Il social populista Matteo Renzi, come è giusto che sia in qualsiasi democrazia che si rispetti (l'ironia è volutamente cercata), si è fatto rilasciare un'intervista del  tipo in ginocchio da te dal quotidiano La  Repubblica, organo d'informazione (per l'appunto renziana) posseduto dal compagno De Benedetti.

Nell'intervista, il social populista Renzi esalta ciò che lui ha fatto finora e, come di prassi, assegna al passato tutto ciò che ancora possa essere percepito come negativo. Non solo per quanto riguarda il Governo, ma anche in relazione a ciò che riguarda il partito a cui lui stesso appartiene. E come non credere ad un personaggio come Renzi. Basta vederlo in faccia... non è necessario che parli... è sufficiente solo che accenni ad iniziare un discorso che, subito, chi lo ascolta avrà la sensazione di udire la verità assoluta, il Verbo fatto uomo.

Purtroppo per Renzi, però, il mondo non è fatto di sola Repubblica (intesa come quotidiano). Ad esempio, esiste anche la CGIA di Mestre, perfido esempio di tenacia anti sistema che con i suoi rapporti settimanali tende sempre a riportare alla volgare prosa la poesia che ci viene giornalmente propagandata.

Questa volta la CGIA si occupa della pressione fiscale delle imprese italiane. Nonostante Renzi sia al governo da due anni e nonostante affermi che questa sia stata diminuita, la realtà dice ben altro: "Al netto dei contributi previdenziali, le imprese italiane pagano 98 miliardi di tasse all’anno. Solo le aziende tedesche e quelle francesi, tra i paesi UE, versano in termini assoluti più delle nostre, rispettivamente 131 e 103,6 miliardi di euro, ma va ricordato che la Germania conta una popolazione di 80 milioni di abitanti, la Francia 66 e l’Italia 60".

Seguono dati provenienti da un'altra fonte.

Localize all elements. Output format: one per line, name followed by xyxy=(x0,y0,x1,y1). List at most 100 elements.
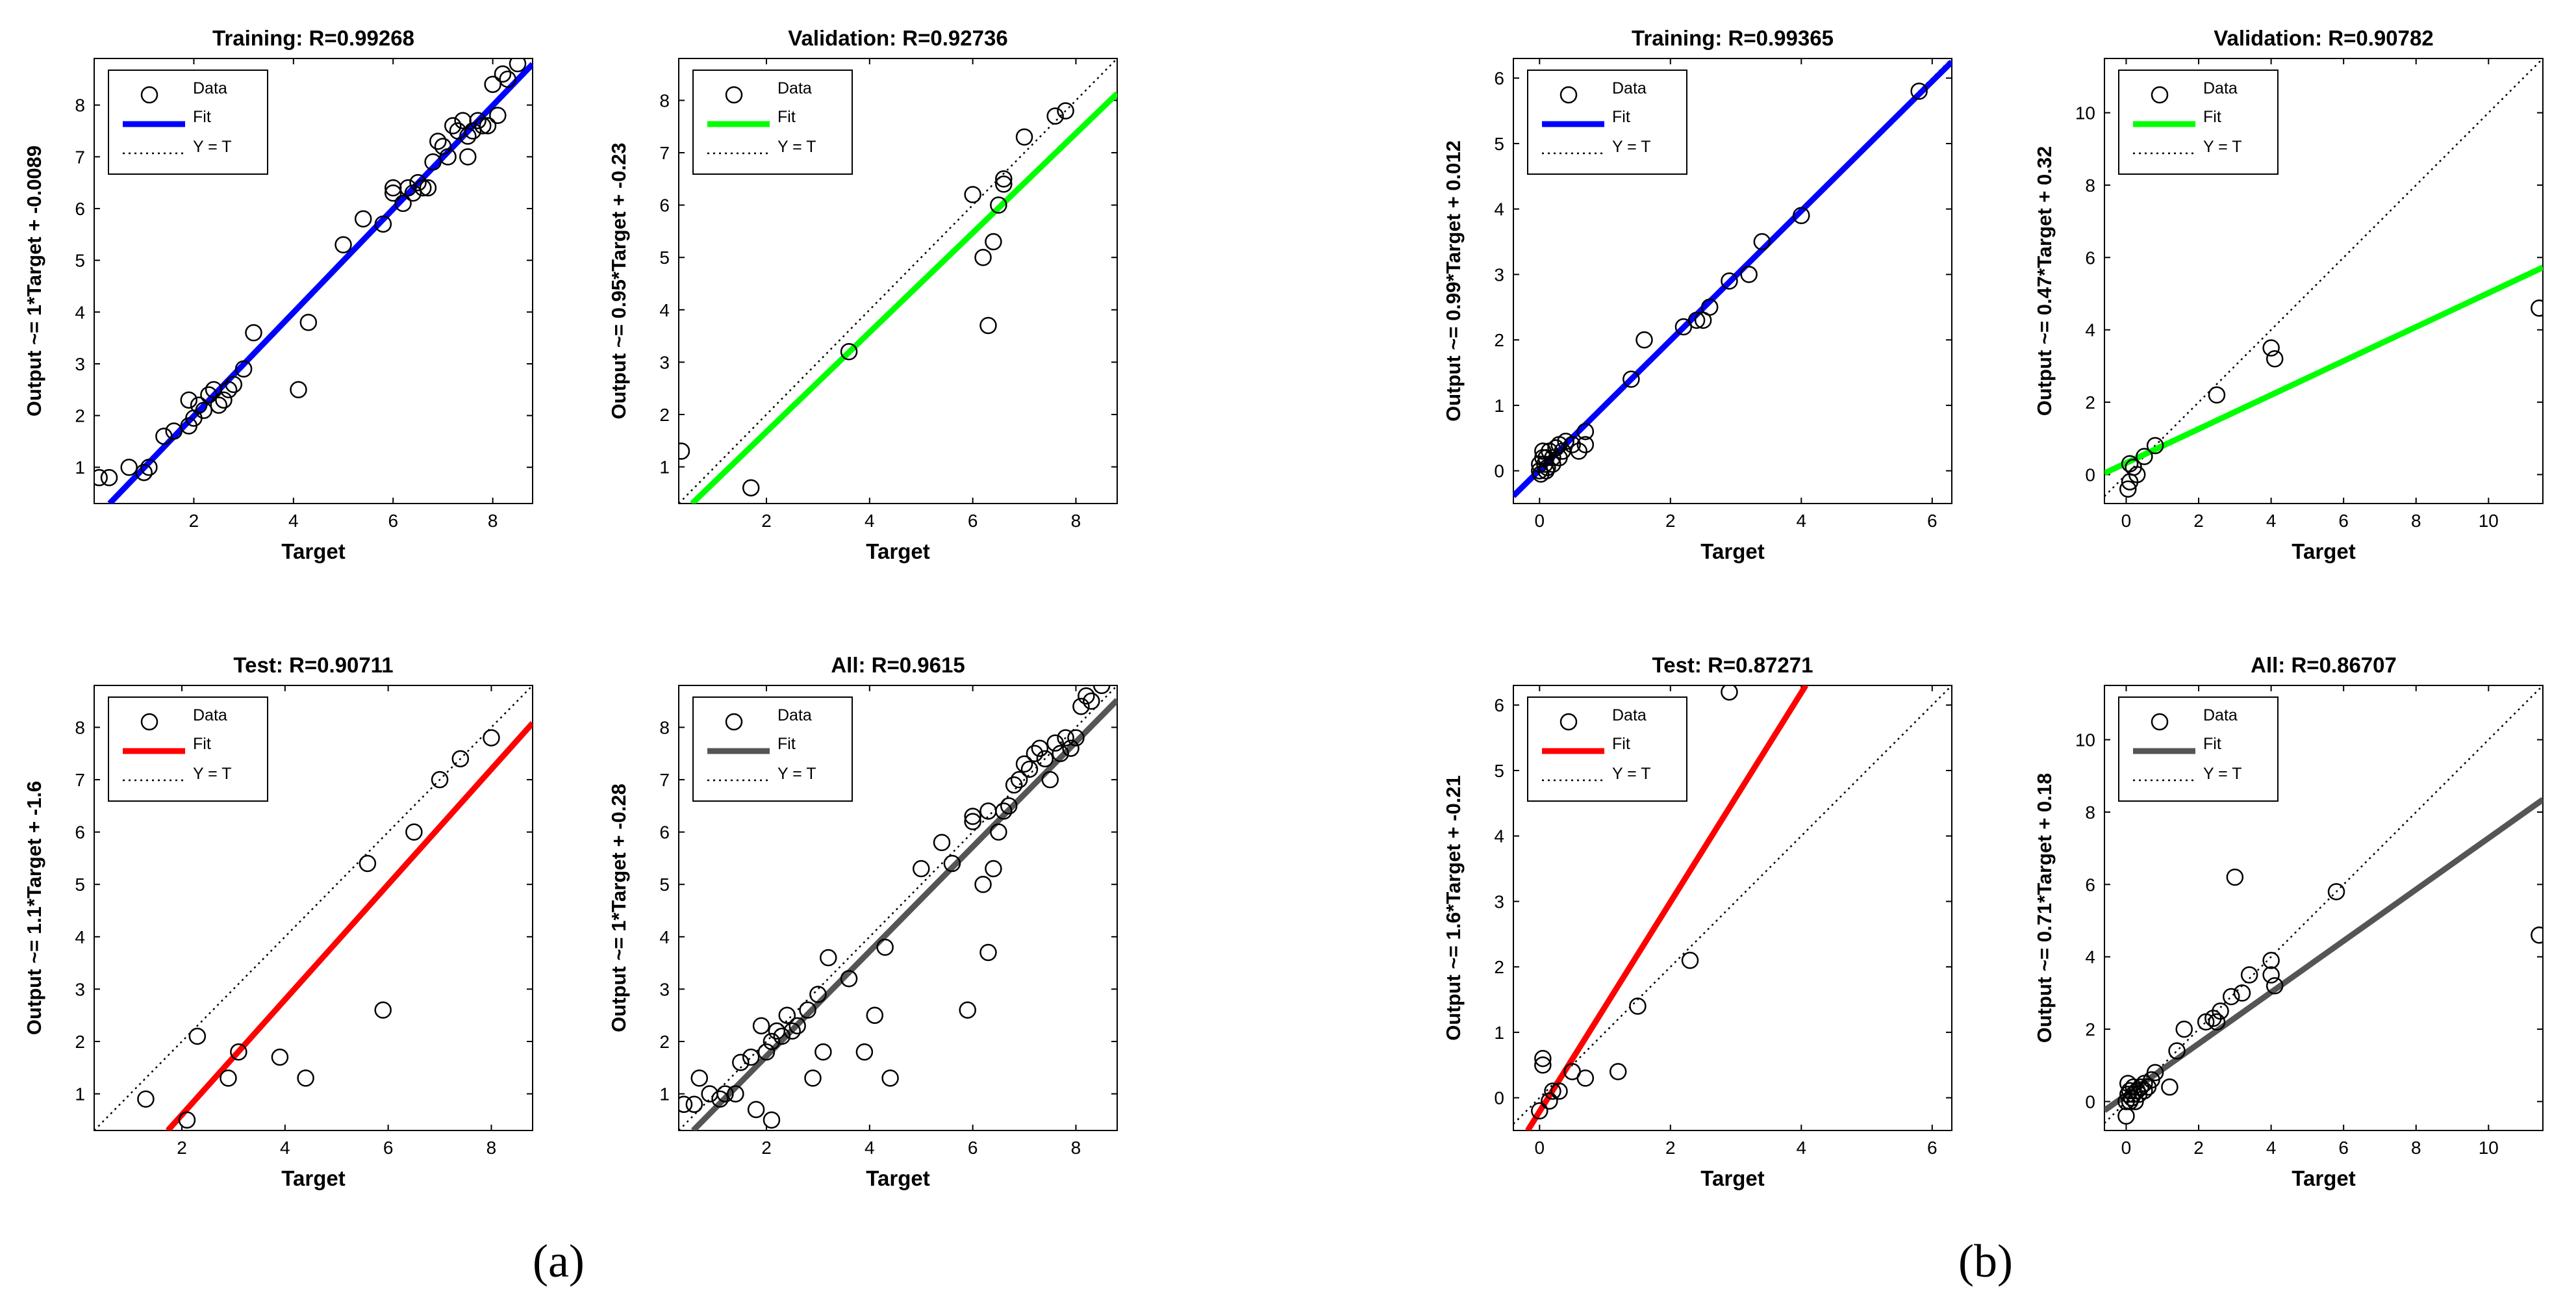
y-tick-label: 8 xyxy=(2085,802,2095,823)
data-point xyxy=(1072,697,1090,715)
chart-3: 0 2 4 6 0 1 2 3 4 5 6 Training: R=0.99365 Target Outp… xyxy=(1442,26,1952,563)
data-point xyxy=(1550,1082,1568,1100)
data-point xyxy=(820,949,837,967)
data-point xyxy=(245,324,262,342)
data-point xyxy=(190,396,208,414)
data-point xyxy=(1700,298,1719,316)
y-axis-label: Output ~= 0.71*Target + 0.18 xyxy=(2033,773,2056,1043)
plot-area xyxy=(94,685,533,1130)
y-tick-label: 5 xyxy=(659,875,670,895)
data-point xyxy=(2222,988,2240,1006)
x-tick-label: 2 xyxy=(2193,1138,2204,1158)
data-point xyxy=(840,343,858,361)
y-tick-label: 8 xyxy=(75,96,85,116)
data-point xyxy=(135,463,153,481)
x-tick-label: 0 xyxy=(2121,511,2132,531)
x-axis-label: Target xyxy=(2292,1166,2355,1190)
y-tick-label: 8 xyxy=(659,717,670,737)
legend-data-label: Data xyxy=(193,706,227,724)
y-tick-label: 2 xyxy=(2085,392,2095,413)
y-tick-label: 1 xyxy=(659,1084,670,1104)
data-point xyxy=(100,468,118,487)
data-point xyxy=(137,1090,155,1108)
x-tick-label: 4 xyxy=(2266,1138,2277,1158)
data-point xyxy=(429,133,447,150)
x-tick-label: 10 xyxy=(2479,1138,2499,1158)
data-point xyxy=(2266,350,2284,368)
plot-area xyxy=(1513,58,1952,498)
data-point xyxy=(1576,422,1595,440)
x-tick-label: 0 xyxy=(1535,511,1545,531)
legend-ideal-label: Y = T xyxy=(777,765,816,783)
y-axis-label: Output ~= 1*Target + -0.0089 xyxy=(23,146,45,416)
data-point xyxy=(2208,1013,2226,1031)
data-point xyxy=(220,381,238,399)
data-point xyxy=(2168,1042,2186,1060)
data-point xyxy=(434,138,452,155)
data-point xyxy=(799,1001,816,1019)
data-point xyxy=(1563,436,1581,453)
y-tick-label: 6 xyxy=(1494,695,1504,715)
x-tick-label: 8 xyxy=(2411,1138,2421,1158)
data-point xyxy=(742,479,760,497)
data-point xyxy=(424,153,442,171)
legend-fit-label: Fit xyxy=(2203,735,2221,753)
data-point xyxy=(679,1095,693,1113)
legend-data-marker xyxy=(140,713,158,731)
data-point xyxy=(840,970,858,988)
data-point xyxy=(483,729,500,747)
x-axis-label: Target xyxy=(866,539,929,563)
data-point xyxy=(881,1069,899,1087)
data-point xyxy=(178,1111,196,1129)
y-tick-label: 6 xyxy=(659,823,670,843)
y-axis-label: Output ~= 0.47*Target + 0.32 xyxy=(2033,146,2056,416)
data-point xyxy=(995,802,1013,820)
legend-data-label: Data xyxy=(1612,706,1647,724)
y-tick-label: 1 xyxy=(75,457,85,478)
data-point xyxy=(752,1017,770,1035)
data-point xyxy=(394,194,412,212)
data-point xyxy=(439,148,457,166)
y-tick-label: 0 xyxy=(2085,1092,2095,1112)
y-tick-label: 3 xyxy=(659,352,670,372)
data-point xyxy=(2136,448,2153,465)
data-point xyxy=(1000,797,1018,815)
data-point xyxy=(1623,370,1640,388)
y-tick-label: 5 xyxy=(1494,761,1504,781)
data-point xyxy=(271,1048,289,1066)
legend-data-label: Data xyxy=(2203,79,2238,97)
plot-area xyxy=(1513,685,1952,1130)
x-tick-label: 4 xyxy=(1796,1138,1806,1158)
y-tick-label: 6 xyxy=(659,196,670,216)
data-point xyxy=(732,1053,750,1071)
y-tick-label: 2 xyxy=(1494,330,1504,350)
legend-ideal-label: Y = T xyxy=(193,138,232,156)
x-tick-label: 8 xyxy=(488,511,498,531)
data-point xyxy=(1052,745,1069,763)
data-point xyxy=(1721,685,1738,701)
data-point xyxy=(509,58,527,73)
data-point xyxy=(404,184,422,202)
data-point xyxy=(120,458,138,476)
data-point xyxy=(234,360,253,378)
legend-ideal-label: Y = T xyxy=(777,138,816,156)
fit-line xyxy=(2104,264,2543,476)
chart-4: 0 2 4 6 8 10 0 2 4 6 8 10 Validation: R=0.90782 Targe… xyxy=(2033,26,2544,563)
data-point xyxy=(2212,1002,2229,1020)
data-point xyxy=(1740,266,1758,283)
data-point xyxy=(1046,734,1064,752)
data-point xyxy=(1041,771,1059,789)
plot-area xyxy=(94,58,533,504)
data-point xyxy=(757,1043,776,1061)
data-point xyxy=(431,771,449,789)
data-point xyxy=(711,1090,729,1108)
ideal-line xyxy=(94,685,533,1130)
y-tick-label: 7 xyxy=(75,147,85,167)
data-point xyxy=(2121,1082,2139,1099)
x-tick-label: 2 xyxy=(761,511,772,531)
y-tick-label: 0 xyxy=(1494,1088,1504,1108)
chart-title: Training: R=0.99268 xyxy=(212,26,414,50)
data-point xyxy=(451,750,470,768)
y-tick-label: 7 xyxy=(75,770,85,790)
y-tick-label: 10 xyxy=(2075,103,2095,123)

Sul gettito fiscale totale, il peso della tassazione sulle imprese dell'Italia è pari al 14%, per l'Olanda del 13%, per il Belgio del 12,2%. Per quanto riguarda li altri paesi UE con cui "dovremmo" competere, la  Germania fa segnare l’11,8%, la Spagna il 10,8%, la Francia e il Regno Unito il 10,6%. La media dell'UE è dell’11,4%.

Quindi, come ricorda il coordinatore dell’Ufficio studi della CGIA Paolo Zabeo, nonostante che in Italia "la giustizia civile sia lenta e in molte aree del paese anche poco efficiente, l’eccesso di burocrazia abbia raggiunto livelli difficilmente riscontrabili altrove, la Pubblica amministrazione sia la peggiore pagatrice d’Europa e il deficit logistico-infrastrutturale sia pesantissimo ... gli imprenditori italiani pagano molto di più dei concorrenti europei, ma, per contro, continuano a ricevere servizi di basso livello qualitativo".

Inoltre, è necessario ricordare che l'analisi si basa solo sui dati Eurostat relativi ad Irap, Ires, quota Irpef in capo ai lavoratori autonomi, ritenute su dividendi e interessi e imposte da capital gain.  Va considerato, però, che l’istituto di statistica europeo non considera altre forme di prelievo fiscale come Imu/Tasi, tributo sulla pubblicità, tasse sulle auto pagate dalle imprese, accise, diritti camerali...

Pertanto, è evidente che il risultato del rapporto risulta oltretutto sottostimato.